Member of the Colorado House of Representatives from the 43rd district
- In office January 5, 1983 – January 14, 1987
- Preceded by: George William Boley
- Succeeded by: Juan Trujillo

Personal details
- Born: August 9, 1940 Fort Garland, Colorado, U.S.
- Died: November 17, 2022 (aged 82) Pueblo, Colorado
- Party: Democratic
- Spouse: Elly
- Children: Two sons and two daughters
- Profession: Politician, public administrator

= Larry Trujillo =

American politician

Larry Enoch Trujillo Sr. (August 9, 1940 – November 17, 2022) was a Democratic politician and public official from Colorado, U.S. He served in the Colorado Senate for about six years and four months, from January 1987 until his resignation in May 1993. Prior to serving in the Colorado Senate, he was a member of the Colorado House of Representatives for four years, from 1983 to 1987.

==Elections==
Trujillo was first elected to the Colorado House of Representatives in 1982. He was re-elected in 1984 and served a total of four years in the state house. He ran for a seat in the Colorado Senate in 1986 and won, and he was re-elected in 1990. However, he didn't complete his second term in the senate, for he resigned on May 1, 1993, to take a job with the Colorado State Parole Board.

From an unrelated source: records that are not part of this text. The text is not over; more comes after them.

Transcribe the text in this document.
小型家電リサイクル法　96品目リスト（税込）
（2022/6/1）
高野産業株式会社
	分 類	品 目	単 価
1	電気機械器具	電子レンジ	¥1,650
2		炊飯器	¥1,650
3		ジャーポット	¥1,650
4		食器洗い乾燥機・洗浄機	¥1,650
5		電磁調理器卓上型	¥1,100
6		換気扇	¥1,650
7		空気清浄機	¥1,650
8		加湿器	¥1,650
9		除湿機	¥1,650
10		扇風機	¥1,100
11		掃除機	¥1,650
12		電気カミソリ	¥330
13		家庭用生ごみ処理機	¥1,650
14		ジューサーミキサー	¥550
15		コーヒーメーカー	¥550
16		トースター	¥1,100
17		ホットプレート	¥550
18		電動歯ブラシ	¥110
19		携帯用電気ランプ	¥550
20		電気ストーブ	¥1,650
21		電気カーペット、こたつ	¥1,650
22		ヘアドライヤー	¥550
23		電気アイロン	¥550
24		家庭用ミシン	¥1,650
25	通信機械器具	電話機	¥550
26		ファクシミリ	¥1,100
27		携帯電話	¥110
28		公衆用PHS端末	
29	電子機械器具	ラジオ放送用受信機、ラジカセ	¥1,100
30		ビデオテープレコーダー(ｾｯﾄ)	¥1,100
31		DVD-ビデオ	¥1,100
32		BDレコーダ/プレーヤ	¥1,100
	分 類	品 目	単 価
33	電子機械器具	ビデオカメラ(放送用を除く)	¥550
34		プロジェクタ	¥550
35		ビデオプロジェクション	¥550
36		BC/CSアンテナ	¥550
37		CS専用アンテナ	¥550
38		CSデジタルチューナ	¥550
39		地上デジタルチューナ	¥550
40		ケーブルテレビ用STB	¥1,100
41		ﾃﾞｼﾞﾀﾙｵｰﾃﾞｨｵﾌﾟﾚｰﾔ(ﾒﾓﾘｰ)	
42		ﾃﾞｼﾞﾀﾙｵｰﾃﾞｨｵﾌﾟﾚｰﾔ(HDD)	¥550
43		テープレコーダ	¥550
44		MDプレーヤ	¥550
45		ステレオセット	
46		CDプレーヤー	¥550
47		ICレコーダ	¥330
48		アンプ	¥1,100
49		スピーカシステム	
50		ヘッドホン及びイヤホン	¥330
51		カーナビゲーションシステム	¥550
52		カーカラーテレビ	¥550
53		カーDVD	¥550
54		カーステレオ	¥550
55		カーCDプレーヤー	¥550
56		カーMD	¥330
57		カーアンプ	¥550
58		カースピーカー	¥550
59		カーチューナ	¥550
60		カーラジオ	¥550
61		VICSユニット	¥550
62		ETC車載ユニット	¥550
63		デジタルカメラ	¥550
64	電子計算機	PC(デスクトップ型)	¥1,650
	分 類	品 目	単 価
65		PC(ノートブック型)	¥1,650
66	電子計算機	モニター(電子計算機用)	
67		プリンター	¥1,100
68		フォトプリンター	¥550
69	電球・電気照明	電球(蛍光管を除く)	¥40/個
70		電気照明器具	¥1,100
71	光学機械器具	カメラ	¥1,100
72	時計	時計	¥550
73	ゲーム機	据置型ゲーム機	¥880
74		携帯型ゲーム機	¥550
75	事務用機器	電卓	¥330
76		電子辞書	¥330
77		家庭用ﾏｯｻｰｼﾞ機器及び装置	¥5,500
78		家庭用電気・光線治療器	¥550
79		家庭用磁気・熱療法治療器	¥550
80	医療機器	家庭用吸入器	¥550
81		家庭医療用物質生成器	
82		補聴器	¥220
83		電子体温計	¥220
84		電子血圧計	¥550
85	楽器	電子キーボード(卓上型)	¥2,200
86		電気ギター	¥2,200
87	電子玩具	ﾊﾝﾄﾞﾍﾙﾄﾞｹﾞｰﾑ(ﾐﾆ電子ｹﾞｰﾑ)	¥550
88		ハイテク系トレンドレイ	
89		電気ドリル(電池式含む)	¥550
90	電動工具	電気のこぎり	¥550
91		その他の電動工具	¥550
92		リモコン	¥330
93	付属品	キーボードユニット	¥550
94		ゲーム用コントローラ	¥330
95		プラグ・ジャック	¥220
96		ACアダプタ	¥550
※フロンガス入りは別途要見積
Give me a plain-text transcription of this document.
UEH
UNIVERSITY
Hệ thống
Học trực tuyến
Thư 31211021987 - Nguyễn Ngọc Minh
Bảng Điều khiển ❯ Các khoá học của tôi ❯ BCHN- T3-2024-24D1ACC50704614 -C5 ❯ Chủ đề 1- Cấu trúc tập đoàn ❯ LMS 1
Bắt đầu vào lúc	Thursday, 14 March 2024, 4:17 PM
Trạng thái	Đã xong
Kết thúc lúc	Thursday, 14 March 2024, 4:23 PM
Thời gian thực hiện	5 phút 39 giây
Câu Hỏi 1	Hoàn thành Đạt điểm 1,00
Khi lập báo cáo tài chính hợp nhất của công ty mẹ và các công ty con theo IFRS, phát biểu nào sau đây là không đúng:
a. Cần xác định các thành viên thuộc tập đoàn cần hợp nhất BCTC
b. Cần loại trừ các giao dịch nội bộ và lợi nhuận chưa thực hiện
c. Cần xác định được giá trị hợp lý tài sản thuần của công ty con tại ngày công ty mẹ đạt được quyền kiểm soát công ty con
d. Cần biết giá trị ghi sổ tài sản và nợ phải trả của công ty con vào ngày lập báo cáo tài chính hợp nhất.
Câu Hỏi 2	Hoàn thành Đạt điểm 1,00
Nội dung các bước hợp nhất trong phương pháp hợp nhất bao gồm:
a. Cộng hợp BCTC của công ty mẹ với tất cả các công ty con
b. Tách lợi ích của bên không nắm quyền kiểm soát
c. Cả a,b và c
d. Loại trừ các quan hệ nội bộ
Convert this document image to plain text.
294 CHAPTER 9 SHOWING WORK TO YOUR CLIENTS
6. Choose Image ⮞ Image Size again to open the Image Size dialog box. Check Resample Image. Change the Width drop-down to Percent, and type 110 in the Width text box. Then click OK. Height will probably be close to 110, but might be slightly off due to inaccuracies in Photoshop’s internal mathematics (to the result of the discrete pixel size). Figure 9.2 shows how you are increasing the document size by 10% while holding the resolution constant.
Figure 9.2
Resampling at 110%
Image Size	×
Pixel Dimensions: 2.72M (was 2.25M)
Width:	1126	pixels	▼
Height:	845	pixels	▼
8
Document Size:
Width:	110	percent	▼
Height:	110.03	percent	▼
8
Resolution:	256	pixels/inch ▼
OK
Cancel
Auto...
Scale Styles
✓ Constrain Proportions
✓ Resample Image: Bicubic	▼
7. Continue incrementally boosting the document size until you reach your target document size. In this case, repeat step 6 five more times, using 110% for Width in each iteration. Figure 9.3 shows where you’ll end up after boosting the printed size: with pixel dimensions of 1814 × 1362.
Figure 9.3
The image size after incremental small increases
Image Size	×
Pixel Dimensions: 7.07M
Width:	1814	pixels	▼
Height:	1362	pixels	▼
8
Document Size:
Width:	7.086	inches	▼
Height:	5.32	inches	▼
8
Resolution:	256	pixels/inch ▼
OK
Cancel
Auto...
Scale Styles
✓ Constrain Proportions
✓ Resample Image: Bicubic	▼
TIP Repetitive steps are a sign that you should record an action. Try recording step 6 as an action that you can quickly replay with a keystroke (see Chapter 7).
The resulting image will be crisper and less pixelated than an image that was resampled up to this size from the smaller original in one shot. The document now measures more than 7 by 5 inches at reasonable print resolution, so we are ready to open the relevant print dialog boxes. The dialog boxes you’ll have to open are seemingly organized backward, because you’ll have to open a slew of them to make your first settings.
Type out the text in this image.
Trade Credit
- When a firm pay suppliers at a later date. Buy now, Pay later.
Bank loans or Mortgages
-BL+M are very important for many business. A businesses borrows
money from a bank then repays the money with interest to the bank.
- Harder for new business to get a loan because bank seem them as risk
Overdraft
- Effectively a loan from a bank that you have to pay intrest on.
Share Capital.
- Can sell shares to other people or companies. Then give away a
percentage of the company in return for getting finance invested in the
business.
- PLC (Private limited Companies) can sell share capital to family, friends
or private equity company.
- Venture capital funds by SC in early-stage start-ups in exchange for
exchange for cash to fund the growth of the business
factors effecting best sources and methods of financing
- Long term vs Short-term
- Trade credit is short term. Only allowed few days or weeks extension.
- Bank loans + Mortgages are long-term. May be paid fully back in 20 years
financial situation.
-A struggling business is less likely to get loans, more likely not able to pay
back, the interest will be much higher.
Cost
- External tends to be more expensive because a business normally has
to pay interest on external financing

==Legislative leadership positions==
In the Colorado House of Representatives, Trujillo served as the minority caucus leader in 1985 and the house minority Leader in 1986. During his term in the senate, Trujillo served as senate minority leader from 1989 to 1993.

==Legislative accomplishments==
Trujillo's legislative efforts led to the creation of the San Carlos Correctional Facility in Pueblo and the Spanish Peaks Veterans Community Living Center at Walsenburg.

==Post-legislative work==
Following his resignation from the Colorado Senate on May 1, 1993, Trujillo began serving on the Colorado State Parole Board, a position he held until 1997. Also, around this time, President Bill Clinton appointed him to chair the Arkansas River Compact. In 1997, he was appointed deputy executive director of the Colorado Department of Corrections. Later he served as executive director of the Colorado Department of Personnel and Administration under Governor Bill Owens. In 2001, President Bush appointed Trujillo administrator of Region 8 of the U.S. General Services Administration.

==Last years and death==
In 2000, Trujillo changed his voter registration from Democrat to Republican. The governor at the time, Bill Owens, threw a surprise reception at the Governor's Mansion in Denver to mark Trujillo's change in party registration.

Trujillo died on November 17, 2022, in Pueblo.